On this basis, the market price of electricity in France (currently around €61/MWh for 2019) would include an estimated additional cost of 25×0.76=€19/MWh on account of the ETS. Thus, returning to the average of electricity production emissions in France (less than 0.1 tonne of carbon dioxide per megawatt hour), the weight of carbon taxes on electricity prices in France is therefore more than 19/0.1=€190/Tn of CO2! (More than 4 times higher than the CCE applied to fossil fuels!).

How can we justify that electricity is the most highly taxed energy for CO2 emissions in France?

France had placed limits on this incongruity by establishing the ARENH mechanism at €42/MWh, thereby largely eliminating the impact of the ETS (the difference between the market price and the ARENH is indeed in the order of the €19/MWh previously mentioned).

The current problem is that, for the first time since its establishment in 2011, on account of the competition’s development, the French Energy Regulatory Commission (CRE) announced on 29/11/2018 that the [ARENH] rights would be reduced for 2019. The part of regulated selling prices of electricity (TRV) that is market-driven will increase on account of this reduction (in the range of 25%). In their press release dated 29/11/2018, the CRE thus announced the next increase of the same regulated selling prices.

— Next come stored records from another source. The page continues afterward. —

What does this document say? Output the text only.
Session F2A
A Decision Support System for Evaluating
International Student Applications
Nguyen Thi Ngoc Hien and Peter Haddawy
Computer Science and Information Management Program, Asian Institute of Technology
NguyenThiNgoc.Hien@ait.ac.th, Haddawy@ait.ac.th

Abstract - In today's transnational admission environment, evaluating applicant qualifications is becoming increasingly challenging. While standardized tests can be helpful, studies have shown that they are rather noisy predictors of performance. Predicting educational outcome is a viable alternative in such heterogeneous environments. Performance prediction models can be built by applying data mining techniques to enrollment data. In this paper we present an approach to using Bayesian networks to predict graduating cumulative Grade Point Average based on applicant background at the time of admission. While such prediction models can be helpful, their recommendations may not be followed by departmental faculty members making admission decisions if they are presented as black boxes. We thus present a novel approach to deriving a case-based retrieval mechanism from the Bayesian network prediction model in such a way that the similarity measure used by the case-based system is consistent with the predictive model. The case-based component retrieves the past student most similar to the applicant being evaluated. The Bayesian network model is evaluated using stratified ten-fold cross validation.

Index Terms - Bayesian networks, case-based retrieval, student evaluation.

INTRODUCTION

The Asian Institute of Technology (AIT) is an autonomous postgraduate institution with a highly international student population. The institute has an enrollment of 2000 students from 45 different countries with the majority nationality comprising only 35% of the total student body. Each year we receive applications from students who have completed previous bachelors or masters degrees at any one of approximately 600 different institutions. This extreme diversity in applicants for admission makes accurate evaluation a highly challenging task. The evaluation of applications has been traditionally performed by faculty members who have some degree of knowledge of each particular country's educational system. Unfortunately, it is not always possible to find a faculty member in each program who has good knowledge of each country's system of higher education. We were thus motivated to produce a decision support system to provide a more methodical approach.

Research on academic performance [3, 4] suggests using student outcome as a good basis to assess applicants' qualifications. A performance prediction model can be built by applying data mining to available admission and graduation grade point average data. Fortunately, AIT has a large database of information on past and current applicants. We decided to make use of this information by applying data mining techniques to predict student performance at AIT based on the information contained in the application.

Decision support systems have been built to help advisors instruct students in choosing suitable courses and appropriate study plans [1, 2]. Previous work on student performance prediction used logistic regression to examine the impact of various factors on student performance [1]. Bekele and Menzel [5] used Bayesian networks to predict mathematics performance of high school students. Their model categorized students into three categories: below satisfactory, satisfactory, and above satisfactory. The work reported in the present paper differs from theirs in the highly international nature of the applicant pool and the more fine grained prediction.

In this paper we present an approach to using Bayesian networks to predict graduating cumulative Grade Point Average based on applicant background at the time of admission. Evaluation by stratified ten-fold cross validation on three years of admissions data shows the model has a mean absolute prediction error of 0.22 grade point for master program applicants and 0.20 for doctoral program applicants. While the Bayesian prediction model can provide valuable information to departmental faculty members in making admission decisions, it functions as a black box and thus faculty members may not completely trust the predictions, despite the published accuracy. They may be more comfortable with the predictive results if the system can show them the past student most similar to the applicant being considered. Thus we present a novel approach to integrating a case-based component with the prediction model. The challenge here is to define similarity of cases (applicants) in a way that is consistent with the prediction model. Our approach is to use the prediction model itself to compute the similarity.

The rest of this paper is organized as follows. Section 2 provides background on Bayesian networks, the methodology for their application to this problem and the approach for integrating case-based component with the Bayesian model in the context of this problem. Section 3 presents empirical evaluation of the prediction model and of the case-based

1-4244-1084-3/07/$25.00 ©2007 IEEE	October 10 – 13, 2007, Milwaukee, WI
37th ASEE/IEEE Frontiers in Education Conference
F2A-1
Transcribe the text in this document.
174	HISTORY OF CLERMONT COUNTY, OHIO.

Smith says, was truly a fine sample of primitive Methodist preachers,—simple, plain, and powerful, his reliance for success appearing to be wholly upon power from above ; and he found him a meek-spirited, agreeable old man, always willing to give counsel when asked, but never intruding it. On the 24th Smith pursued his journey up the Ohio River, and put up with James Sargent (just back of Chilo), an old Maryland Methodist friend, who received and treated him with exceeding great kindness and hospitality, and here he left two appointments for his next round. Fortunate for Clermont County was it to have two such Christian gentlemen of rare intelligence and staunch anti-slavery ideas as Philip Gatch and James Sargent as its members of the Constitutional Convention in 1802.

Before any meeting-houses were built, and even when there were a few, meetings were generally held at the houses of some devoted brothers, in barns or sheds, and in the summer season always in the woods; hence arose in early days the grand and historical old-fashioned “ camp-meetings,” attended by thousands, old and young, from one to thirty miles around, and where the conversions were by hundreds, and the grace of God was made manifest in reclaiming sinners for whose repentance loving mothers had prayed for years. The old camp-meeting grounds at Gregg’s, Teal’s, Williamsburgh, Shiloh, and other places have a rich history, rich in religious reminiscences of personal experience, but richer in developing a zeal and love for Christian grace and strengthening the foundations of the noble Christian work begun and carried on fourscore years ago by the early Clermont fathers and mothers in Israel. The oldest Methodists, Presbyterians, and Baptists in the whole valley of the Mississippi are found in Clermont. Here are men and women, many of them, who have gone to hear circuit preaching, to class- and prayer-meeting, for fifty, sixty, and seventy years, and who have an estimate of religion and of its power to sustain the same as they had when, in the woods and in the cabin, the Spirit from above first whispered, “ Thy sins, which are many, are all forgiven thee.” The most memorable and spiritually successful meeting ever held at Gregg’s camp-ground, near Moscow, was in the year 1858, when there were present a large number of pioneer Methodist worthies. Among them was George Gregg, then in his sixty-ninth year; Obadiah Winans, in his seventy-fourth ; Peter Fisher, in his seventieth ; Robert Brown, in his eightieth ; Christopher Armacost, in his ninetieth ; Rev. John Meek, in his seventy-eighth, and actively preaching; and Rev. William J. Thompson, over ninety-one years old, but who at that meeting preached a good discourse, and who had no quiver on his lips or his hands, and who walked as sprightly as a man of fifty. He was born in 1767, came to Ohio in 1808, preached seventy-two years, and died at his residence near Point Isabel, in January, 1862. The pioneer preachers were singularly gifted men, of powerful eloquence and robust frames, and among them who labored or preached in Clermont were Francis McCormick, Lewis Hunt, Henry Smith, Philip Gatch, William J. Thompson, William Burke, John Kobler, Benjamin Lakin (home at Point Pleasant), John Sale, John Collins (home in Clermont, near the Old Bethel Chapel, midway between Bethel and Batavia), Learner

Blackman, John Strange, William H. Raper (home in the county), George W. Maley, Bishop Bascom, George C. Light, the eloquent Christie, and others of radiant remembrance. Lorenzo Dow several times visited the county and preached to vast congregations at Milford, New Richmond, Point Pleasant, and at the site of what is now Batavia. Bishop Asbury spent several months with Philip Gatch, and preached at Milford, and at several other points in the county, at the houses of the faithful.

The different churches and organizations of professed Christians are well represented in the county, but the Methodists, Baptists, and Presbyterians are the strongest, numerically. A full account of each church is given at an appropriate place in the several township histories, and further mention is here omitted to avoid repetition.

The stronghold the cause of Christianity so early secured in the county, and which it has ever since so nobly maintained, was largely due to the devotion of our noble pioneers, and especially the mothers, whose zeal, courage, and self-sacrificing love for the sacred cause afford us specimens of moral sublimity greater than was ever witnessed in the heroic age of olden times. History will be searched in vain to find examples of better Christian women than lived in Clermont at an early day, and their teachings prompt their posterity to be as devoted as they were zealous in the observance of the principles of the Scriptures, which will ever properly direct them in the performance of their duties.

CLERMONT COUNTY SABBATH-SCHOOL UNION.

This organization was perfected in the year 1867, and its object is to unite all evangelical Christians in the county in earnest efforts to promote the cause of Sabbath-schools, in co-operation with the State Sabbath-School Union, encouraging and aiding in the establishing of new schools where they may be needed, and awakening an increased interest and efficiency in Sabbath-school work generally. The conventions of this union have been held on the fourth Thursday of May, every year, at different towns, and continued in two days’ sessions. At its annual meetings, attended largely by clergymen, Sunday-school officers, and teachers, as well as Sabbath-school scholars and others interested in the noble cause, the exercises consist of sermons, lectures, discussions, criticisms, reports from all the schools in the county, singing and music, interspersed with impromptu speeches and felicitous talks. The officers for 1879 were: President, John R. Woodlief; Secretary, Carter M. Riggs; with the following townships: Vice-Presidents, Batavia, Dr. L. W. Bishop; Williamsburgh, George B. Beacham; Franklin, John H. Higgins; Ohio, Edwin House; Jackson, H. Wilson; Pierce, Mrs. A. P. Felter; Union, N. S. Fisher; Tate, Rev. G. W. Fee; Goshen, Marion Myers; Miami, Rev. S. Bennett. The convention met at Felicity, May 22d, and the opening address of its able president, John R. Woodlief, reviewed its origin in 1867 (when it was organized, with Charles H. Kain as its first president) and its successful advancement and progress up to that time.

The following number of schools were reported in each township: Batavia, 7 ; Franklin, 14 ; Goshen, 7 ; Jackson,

Until now, individual consumers were exposed to the market for the energy part of their supply that is not covered by the ARENH. Moreover, mainly owing to the low value of EUA prices in recent years, the difference between the ARENH price and the market prices was small (indeed, in certain years, like in 2016, the market price was even more competitive). However, the same cannot be said for 2019, as the consumer will suffer double the punishment: an increased part subject to the market price (on account of the ARENH reduction) and a higher market price resulting primarily from the increase of EUA prices.

In more specific terms, the average part of the ARENH rights in regulated prices is 68%[2]; thus, prior to ARENH reduction, 32% of the supply depended on markets prices. As the demand exceeded the ARENH ceiling, ARENH allocation will be reduced at 75.23% of the ARENH rights for 2019, and now such exposure increases to 48.84% of the supply. Thus, the ‘CO2 tax’ on account of the ETS is reduced to approximately 19×48.84%, or €9.28/MWh. Returning to a CO2 emission factor for French production of 100kg/MWh, this corresponds to a carbon tax of €92.80/Tn (which is doubled based on an emission factor of 50Kg/MWh!)

We’re sorry for the complexity of these explanations. Unfortunately, solutions to the current environmental taxation crisis (CSPE, CCE, TICGN [domestic consumption tax on natural gas], EUA, etc.) will only be found through the complete and open-minded understanding of mechanisms resulting from combinations of both national tax policies and European market-type mechanisms – combinations which, due to their nature, are poorly controlled.

Philippe Boulanger

[1] Article R122-14: ‘the emission factor for electricity consumed in France, cited under 2 in III of the same article, is set at 0.76 tonnes of carbon dioxide per megawatt hour. ’

[2] Deliberation by the Energy Regulatory Commission dated 12 July 2018 on proposed regulated tariffs for electricity sales.